Ce caractère démocratique, et la popularité du concept, se manifeste dans une participation massive – une enquête sur 95 conseils a trouvé que 83 % des employés avaient participé aux élections des conseils. Une étude importante de ces 95 conseils a été entreprise, qui représentaient la production industrielle et d’autres secteurs, et une tendance intéressante a émergé des données dans le haut niveau d’expérience incarné par les membres élus dans les conseils. Environ trois quarts de ces élus avaient occupé leur place de travail depuis plus de dix ans, et la plupart depuis plus de 15 ans. Plus de 70 % des membres des conseils étaient techniciens ou ingénieurs, environ un quart étaient des travailleurs manuels et seulement 5% faisaient partie du personnel administratif. Ces résultats représentent un taux important de vote pour les candidats les mieux perçus plutôt que des employés votant simplement pour leurs amis ou pour des candidats semblables à eux – parce que le mouvement des conseils était particulièrement fort dans les secteurs industriels, la plupart de ceux qui votaient pour les membres des conseils étaient des travailleurs manuels.

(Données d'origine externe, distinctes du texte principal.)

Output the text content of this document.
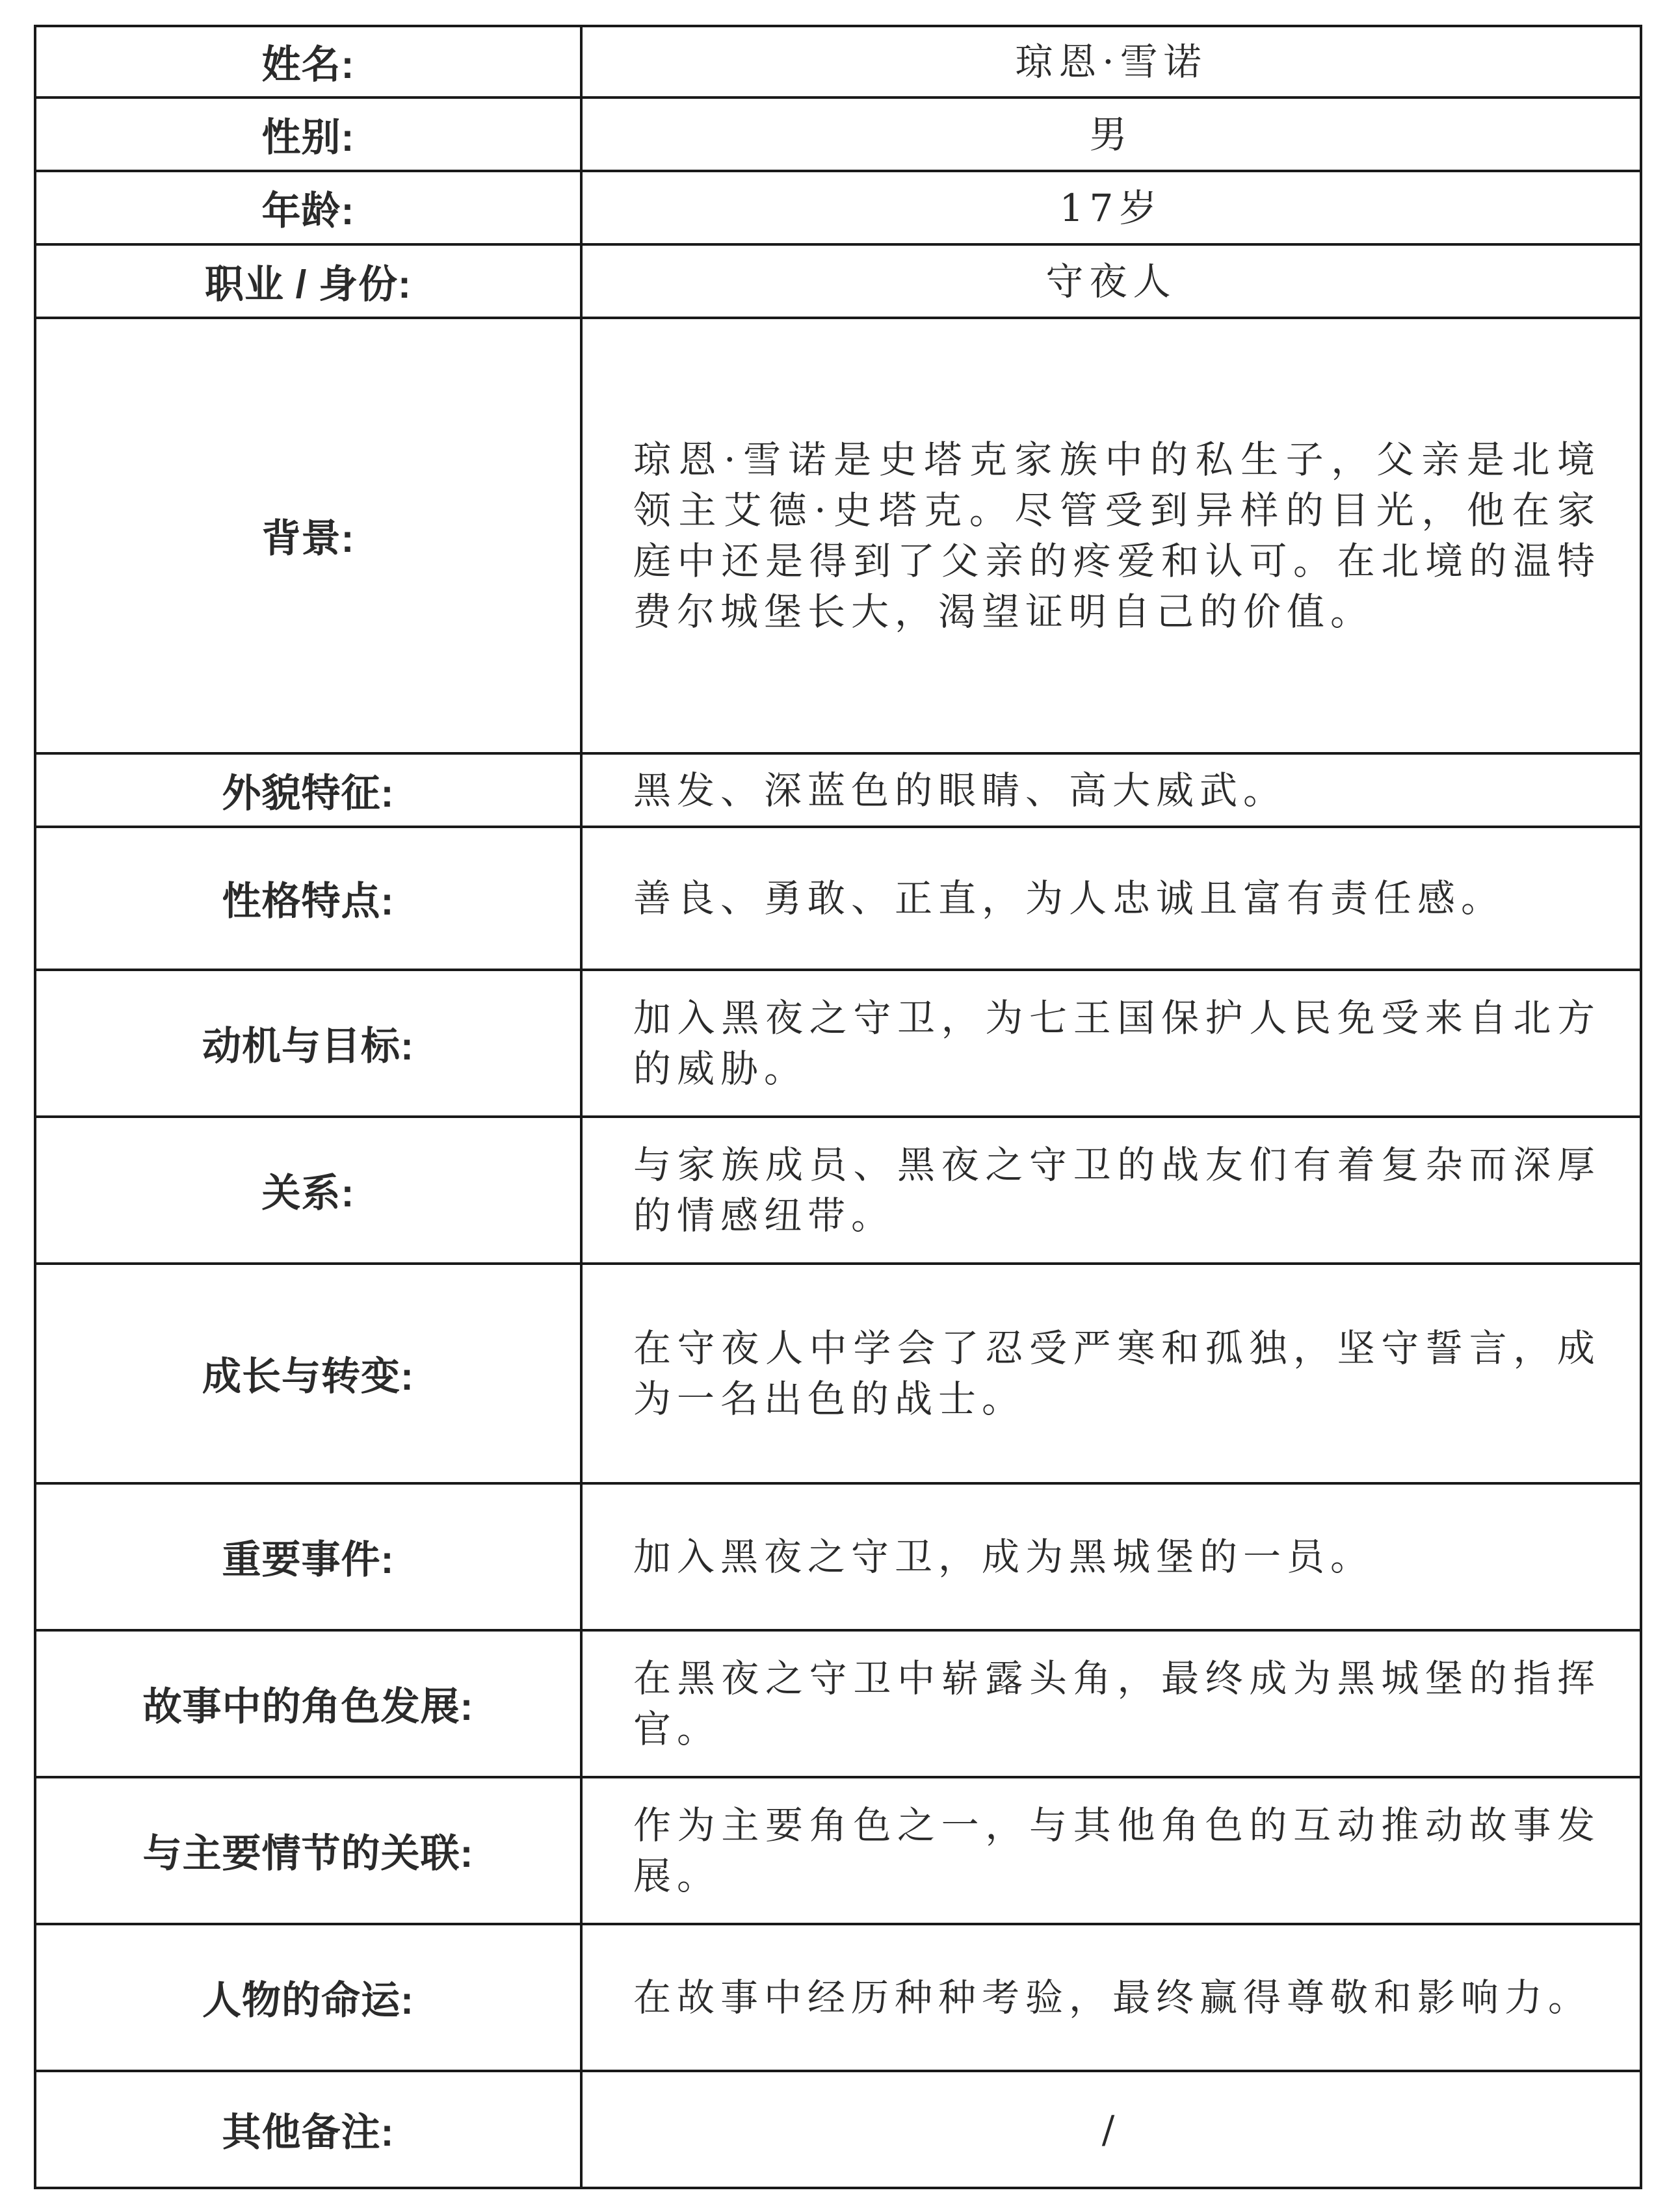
姓名:	琼恩·雪诺
性别:	男
年龄:	17岁
职业 / 身份:	守夜人
背景:	琼恩·雪诺是史塔克家族中的私生子，父亲是北境领主艾德·史塔克。尽管受到异样的目光，他在家庭中还是得到了父亲的疼爱和认可。在北境的温特费尔城堡长大，渴望证明自己的价值。

外貌特征:	黑发、深蓝色的眼睛、高大威武。

性格特点:	善良、勇敢、正直，为人忠诚且富有责任感。

动机与目标:	加入黑夜之守卫，为七王国保护人民免受来自北方的威胁。

关系:	与家族成员、黑夜之守卫的战友们有着复杂而深厚的情感纽带。

成长与转变:	在守夜人中学会了忍受严寒和孤独，坚守誓言，成为一名出色的战士。

重要事件:	加入黑夜之守卫，成为黑城堡的一员。

故事中的角色发展:	在黑夜之守卫中崭露头角，最终成为黑城堡的指挥官。

与主要情节的关联:	作为主要角色之一，与其他角色的互动推动故事发展。

人物的命运:	在故事中经历种种考验，最终赢得尊敬和影响力。

其他备注:	/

Ces résultats démontraient un haut niveau de maturité politique de la part des travailleurs tchécoslovaques. Un autre indice de ce sérieux est que 29% des élus dans les conseils avaient une formation universitaire, éventuellement un niveau moyen de formation plus élevé que celui des directeurs. De nombreux directeurs avaient été mis à leurs postes dans le passé grâce à des connexions politiques, et un désir de se révolter contre une gestion parfois marquée par l’amateurisme a joué un rôle dans le mouvement des conseils. Il est intéressant aussi qu’environ la moitié des membres des conseils aient été aussi membres du Parti communiste. Les travailleurs tchécoslovaques ont continué à croire au socialisme tout en rejetant le système de style soviétique qui leur était imposé.

Le gouvernement a cherché à édulcorer le contrôle ouvrier

Le gouvernement a rédigé un projet de loi, copie de celui qui circulait en janvier 1969, mais la loi n’a jamais été adoptée puisque la pression soviétique sur la direction du parti tchécoslovaque s’est intensifiée et que des partisans de la ligne dure ont commencé à s’imposer. La loi aurait changé le nom des conseils ouvriers en conseils d’entreprise et édulcorait certains des statuts qui avaient été édictés par les conseils eux-mêmes. Ces reculs incluaient la proposition d’un droit de veto de l’État sur la sélection des dirigeants des entreprises, qu’un cinquième des conseils d’entreprises soit constitué de spécialistes extérieurs non élus et que les conseils de ce que la loi désigne comme des entreprises d’État (banques, chemins de fer et autres entités qui resteraient contrôlées directement par le gouvernement) ne puissent avoir qu’une minorité de membres élus par les employés et donne un droit de veto au gouvernement sur les décisions du conseil.

Cette proposition de retour en arrière a suscité l’opposition. Le quotidien syndical Práce, dans un commentaire de février, et un congrès syndical fédéral, en mars, ont appelé la loi du gouvernement « le minimum acceptable ». Dans un commentaire de Práce, un ingénieur et militant des conseils, Rudolf Slánský Jr. (le fils du dirigeant du parti exécuté), plaçait le mouvement des conseils dans le contexte de la question de la propriété des entreprises.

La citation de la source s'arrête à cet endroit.